Dietro le quinte c’è un punto chiave che molti analisti americani sembrano sottovalutare: l’AI sta diventando la chiave di volta per l’adozione di massa. Non tanto l’AR come gimmick, ma l’AI embedded come interfaccia cognitiva. È questa la lezione che Meta ha imparato con i suoi Ray-Ban: due milioni di paia vendute senza nemmeno un display. E allora la domanda non è più se la realtà aumentata conquisterà il pubblico. La vera domanda è: con quale AI ci parleremo attraverso quegli occhiali? E oggi, chi ha l’AI più ubiqua e integrabile se non Google?

Xreal lo ha capito prima degli altri. E non è un caso se il chip X1S è progettato specificamente per il data processing edge tipico dell’XR. Memoria potenziata, efficienza energetica e raffreddamento ottimizzato: è l’equivalente hardware di un’armatura da combattimento. E nonostante tutto, il prezzo sarà inferiore a quello dei visori VR oggi in commercio. Tradotto: Apple continua a vendere una Ferrari elettrica a chi non ha nemmeno la presa, mentre Xreal distribuisce scooter intelligenti al popolo.
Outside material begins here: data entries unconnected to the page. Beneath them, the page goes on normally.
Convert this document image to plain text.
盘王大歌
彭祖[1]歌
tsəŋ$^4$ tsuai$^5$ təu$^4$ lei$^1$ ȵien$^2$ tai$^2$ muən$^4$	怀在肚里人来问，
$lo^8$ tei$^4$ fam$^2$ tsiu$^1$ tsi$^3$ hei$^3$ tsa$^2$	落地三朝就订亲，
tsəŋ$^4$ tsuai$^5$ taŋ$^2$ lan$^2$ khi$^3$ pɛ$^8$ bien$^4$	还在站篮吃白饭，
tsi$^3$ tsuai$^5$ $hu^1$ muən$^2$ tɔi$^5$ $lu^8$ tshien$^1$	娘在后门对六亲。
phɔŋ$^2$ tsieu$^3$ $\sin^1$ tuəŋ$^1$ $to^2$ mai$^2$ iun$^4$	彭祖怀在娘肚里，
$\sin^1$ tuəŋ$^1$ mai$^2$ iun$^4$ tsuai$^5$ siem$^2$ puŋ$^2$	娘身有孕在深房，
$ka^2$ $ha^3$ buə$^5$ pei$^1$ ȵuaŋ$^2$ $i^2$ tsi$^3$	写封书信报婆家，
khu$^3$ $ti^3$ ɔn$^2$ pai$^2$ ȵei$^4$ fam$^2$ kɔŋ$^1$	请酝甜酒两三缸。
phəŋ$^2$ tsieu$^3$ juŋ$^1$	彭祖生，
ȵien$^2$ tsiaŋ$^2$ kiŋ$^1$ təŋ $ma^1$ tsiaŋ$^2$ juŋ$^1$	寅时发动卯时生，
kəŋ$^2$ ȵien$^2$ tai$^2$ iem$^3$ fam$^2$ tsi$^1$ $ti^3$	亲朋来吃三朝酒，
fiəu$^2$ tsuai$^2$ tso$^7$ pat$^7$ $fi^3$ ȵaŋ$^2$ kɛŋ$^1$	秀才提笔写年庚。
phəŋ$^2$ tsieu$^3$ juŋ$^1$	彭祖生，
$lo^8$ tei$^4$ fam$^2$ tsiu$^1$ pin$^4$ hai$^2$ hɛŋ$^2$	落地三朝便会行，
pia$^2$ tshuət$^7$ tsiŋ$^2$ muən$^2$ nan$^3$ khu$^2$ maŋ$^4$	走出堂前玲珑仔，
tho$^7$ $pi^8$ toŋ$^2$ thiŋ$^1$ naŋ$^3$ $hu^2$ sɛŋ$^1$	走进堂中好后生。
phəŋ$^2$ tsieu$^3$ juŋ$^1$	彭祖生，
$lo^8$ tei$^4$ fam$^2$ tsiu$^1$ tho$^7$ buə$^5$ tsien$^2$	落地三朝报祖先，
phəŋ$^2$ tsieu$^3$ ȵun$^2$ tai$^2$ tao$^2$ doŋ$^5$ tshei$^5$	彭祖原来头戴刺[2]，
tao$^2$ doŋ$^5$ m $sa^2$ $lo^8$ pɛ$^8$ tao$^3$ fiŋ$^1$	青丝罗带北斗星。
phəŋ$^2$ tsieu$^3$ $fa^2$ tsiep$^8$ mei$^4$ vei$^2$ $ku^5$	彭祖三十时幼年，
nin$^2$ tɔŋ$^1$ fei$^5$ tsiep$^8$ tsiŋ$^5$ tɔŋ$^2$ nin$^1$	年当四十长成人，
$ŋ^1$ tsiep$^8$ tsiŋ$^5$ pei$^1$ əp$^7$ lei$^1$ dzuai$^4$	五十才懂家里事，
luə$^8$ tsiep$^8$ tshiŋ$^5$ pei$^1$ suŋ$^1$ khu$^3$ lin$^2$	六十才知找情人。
La rincorsa è globale. Huawei, Xiaomi, Rokid, Baidu, Rayneo, Meizu: tutti in gara per il jackpot dell’eyewear intelligente. Xiaomi ha già messo in vendita occhiali AI a 279 dollari. Rokid integra i pagamenti mobili. E i dati di IDC parlano chiaro: +82% nel Q1 2025 a livello globale. In Cina, +116% con oltre 2.9 milioni di unità previste entro fine anno. È l’hockey stick di cui tutti parlano da anni, ma che solo ora si sta materializzando.

Eppure, siamo solo all’inizio. Gli occhiali AR oggi sono a livello 2, secondo la classificazione interna di Xreal: foto, video, conversazioni AI e traduzione simultanea. Il livello 5 sarà un’estensione neurologica, una seconda pelle cognitiva che filtra e amplifica la percezione umana. La deadline? 2027. Non lo dice un futurologo su Medium, ma il fondatore Xu Chi su WeChat, che in Cina equivale a parlare da una cattedra planetaria.

La geopolitica, ovviamente, non sta a guardare. Xreal spinge sulla localizzazione della supply chain per evitare il Vietnam commerciale tra USA e Cina. Ma contemporaneamente amplia il suo raggio d’azione nei mercati chiave: Stati Uniti, Europa, Giappone. Chi vuole dominare l’XR sa che non può dipendere da una sola bandiera. E il sogno dei giganti tech cinesi di sviluppare un OS alternativo ad Android XR è più che una fantasia. È una mossa obbligata. Perché oggi l’innovazione è l’unica forma di difesa credibile. Ed è un’arma.